Sırt veya genel kas ağrıları, denge sorunları, görme ve duyma problemleri, mide-bağırsak sorunları, çeşitli cilt problemleri örnek olarak verilebilir.
Birçok kişide ortaya çıkabileceği gibi özellikle kaygı problemi olan kişilerde daha fazla görülebilir. Psikosomatik bozukluklar ile ilgili olarak organik tetkiklerle beraber bir psikologdan destek almak oldukça faydalı sonuçlar doğurabilir.

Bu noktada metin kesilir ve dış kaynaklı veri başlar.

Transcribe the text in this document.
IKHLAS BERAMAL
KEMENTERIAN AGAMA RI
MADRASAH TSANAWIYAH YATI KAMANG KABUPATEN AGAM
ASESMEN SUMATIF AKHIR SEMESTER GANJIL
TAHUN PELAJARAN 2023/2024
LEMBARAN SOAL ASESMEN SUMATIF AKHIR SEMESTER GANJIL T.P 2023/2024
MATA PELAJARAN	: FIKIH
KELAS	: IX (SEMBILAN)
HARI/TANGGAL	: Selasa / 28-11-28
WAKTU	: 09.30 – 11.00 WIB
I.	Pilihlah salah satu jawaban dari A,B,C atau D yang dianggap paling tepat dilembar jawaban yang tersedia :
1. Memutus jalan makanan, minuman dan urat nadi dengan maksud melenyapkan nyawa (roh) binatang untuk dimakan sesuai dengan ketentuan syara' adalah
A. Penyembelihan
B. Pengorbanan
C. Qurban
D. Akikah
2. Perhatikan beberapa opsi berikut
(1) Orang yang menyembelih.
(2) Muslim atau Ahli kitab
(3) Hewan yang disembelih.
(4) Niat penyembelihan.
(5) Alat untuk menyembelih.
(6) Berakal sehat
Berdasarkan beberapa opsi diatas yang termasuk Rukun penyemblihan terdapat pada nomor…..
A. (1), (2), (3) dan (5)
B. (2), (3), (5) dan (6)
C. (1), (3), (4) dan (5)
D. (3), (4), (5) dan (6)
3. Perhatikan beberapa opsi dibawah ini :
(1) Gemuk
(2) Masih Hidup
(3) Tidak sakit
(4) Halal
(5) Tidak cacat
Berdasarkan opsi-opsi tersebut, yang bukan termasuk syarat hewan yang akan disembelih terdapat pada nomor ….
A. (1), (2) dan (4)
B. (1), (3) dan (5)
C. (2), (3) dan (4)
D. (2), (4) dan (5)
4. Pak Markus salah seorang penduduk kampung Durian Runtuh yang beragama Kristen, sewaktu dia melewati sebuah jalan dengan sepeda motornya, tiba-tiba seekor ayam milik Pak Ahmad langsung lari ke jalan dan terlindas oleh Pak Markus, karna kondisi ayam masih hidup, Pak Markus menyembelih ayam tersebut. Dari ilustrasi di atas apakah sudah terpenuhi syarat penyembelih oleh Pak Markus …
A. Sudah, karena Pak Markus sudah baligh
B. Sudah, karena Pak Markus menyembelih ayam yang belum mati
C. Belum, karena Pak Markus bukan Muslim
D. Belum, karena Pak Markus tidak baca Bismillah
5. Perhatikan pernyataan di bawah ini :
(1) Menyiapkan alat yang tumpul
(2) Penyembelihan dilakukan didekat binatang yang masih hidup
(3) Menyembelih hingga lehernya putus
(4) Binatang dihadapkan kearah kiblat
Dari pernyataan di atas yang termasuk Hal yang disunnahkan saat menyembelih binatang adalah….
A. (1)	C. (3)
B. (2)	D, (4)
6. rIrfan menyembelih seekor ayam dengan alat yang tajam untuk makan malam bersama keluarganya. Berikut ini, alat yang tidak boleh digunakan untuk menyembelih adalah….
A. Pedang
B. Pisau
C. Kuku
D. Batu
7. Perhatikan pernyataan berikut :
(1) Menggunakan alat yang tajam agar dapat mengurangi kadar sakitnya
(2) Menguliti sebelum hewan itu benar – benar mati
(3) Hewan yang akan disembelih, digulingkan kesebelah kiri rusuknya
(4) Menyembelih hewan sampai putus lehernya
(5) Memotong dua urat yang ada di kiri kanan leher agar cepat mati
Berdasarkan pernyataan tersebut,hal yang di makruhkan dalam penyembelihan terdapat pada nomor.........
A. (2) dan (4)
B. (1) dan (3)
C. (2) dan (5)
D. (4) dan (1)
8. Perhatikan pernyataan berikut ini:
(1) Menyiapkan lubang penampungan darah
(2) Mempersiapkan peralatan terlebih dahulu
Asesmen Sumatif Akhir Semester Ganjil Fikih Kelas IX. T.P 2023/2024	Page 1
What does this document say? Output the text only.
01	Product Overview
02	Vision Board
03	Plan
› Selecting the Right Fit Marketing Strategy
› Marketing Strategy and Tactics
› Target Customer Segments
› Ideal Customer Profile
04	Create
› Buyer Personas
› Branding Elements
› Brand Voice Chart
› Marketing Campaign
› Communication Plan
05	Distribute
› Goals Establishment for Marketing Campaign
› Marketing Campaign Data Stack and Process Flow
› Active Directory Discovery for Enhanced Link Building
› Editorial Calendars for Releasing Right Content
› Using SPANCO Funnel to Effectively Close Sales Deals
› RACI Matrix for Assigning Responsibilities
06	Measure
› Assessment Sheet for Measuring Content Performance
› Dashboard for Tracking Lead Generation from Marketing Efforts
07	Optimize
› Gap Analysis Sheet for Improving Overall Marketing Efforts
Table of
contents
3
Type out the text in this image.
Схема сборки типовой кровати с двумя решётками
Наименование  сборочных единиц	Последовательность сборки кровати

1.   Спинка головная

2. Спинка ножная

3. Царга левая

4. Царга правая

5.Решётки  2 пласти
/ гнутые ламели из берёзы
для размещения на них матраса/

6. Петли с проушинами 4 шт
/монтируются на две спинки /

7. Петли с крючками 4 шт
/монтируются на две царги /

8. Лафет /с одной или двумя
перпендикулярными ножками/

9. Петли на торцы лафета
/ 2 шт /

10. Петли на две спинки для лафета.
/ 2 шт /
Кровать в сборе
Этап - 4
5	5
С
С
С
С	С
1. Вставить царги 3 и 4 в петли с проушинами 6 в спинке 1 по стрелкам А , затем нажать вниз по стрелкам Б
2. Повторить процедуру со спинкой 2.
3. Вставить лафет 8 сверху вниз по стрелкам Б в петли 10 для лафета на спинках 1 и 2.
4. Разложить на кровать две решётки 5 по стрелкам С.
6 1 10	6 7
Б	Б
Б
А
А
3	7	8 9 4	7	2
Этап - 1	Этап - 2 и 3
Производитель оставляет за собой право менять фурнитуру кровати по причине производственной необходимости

Travma Sonrası Stres Bozukluğu
Kişinin yaşamının herhangi bir döneminde travmatik bir yaşantıyla maruz kalması sonrasında, o yaşantı sonlansa bile etkilerinin devam etmesi durumudur. Travmadan sonra aşırı stres ve kaygı deneyimi devam edebilir. Olay tekrar yaşanıyor gibi hissedilebilir, uyumak, konsantre olmak, rahatlamak pek mümkün olmayabilir, hatta etrafındaki kişilere yabancılaşma şeklinde ortaya çıkabilir. Bu gibi durumlarda travma sonrası stres bozukluğundan bahsetmek mümkündür. Toplumsal olaylar, kazalar, şiddet, taciz, terör, doğal afetler ve bir çok yaşantı travma olarak duyumsanabilir. Aynı travmatik yaşantılar kişiden kişiye değişir şekilde etkiler yaratabilir. Travma sonrası stres bozukluğu sebebiyle sorunlar yaşayan kişiler bir psikologdan destek alarak fayda sağlayabilirler.